Posted October. 02, 2008 08:48,
The Japanese city of Miki in Hyogo Prefecture declared a financial crisis Monday.
The city slashed its payroll and closed railroad routes in the red to save 2.1 billion yen, but has a long way to go. Should it fail to raise an additional five billion yen over the next five years, it will face bankruptcy.
Miki was not listed as a financially unhealthy locality Tuesday by the Japanese Internal Affairs and Communications Ministry. In the eye of the ministry, Miki is not in trouble.
According to the Asahi Shimbun and other Japanese newspapers, the ministry named 43 localities as having unstable financial conditions based on last years fiscal records.
Yubari and Akabira in Hokkaido Prefecture and Ohtaki in Nagano Prefecture have been deemed virtually insolvent by the ministry.
Forty other localities including Rumoi in Hokkaido have received preliminary warnings, indicating they cannot avoid bankruptcy without taking urgent measures.
The ministry will take mandatory action from next year to steer financially unhealthy localities into a healthy direction. This year, however, it will simply announce the list.
Once a locality is categorized as virtually insolvent, it is barred from issuing bonds and deprived of autonomy; the central government will supervise its financial administration. The locality will have to provide a plan to regain financial health and stick to the plan.
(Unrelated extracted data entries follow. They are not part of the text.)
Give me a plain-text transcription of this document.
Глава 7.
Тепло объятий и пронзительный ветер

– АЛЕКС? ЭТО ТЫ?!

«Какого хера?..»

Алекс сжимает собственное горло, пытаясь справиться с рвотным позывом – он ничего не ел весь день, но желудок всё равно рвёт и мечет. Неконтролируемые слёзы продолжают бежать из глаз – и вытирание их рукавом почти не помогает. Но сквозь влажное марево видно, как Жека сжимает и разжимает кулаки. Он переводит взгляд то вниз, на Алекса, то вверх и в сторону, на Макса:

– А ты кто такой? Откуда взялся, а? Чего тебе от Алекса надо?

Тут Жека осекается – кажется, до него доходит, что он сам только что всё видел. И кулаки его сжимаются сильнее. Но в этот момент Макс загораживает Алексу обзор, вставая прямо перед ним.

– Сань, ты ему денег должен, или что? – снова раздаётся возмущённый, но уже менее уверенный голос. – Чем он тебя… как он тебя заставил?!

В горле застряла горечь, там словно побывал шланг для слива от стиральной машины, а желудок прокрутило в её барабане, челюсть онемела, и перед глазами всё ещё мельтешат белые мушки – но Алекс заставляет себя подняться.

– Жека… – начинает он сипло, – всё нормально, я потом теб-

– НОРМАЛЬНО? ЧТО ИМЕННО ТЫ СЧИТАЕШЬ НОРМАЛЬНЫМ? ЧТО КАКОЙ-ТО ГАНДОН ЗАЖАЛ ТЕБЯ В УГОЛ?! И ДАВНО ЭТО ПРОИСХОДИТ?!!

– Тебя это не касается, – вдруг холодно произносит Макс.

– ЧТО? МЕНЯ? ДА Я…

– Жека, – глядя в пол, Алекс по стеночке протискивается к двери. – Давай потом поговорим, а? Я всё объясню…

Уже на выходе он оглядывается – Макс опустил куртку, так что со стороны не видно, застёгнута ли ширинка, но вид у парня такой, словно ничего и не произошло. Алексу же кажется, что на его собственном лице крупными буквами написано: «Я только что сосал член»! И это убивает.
Thus localities in red are doing whatever they can to cut corners and boost revenue.
In Ohtaki, for example, officials raided the home of a resident with an outstanding tax bill and confiscated cash, jewelry and other valuables there in a rare move.
Metropolitan areas are also suffering from financial woes. A city in Chiba Prefecture closed its 58-year-old hospital Tuesday and fired all 185 staff members.
Provincial governments run 973 hospitals around Japan, but their combined deficits in 2006 are almost two trillion yen. Thus similar closures of hospitals are expected to follow.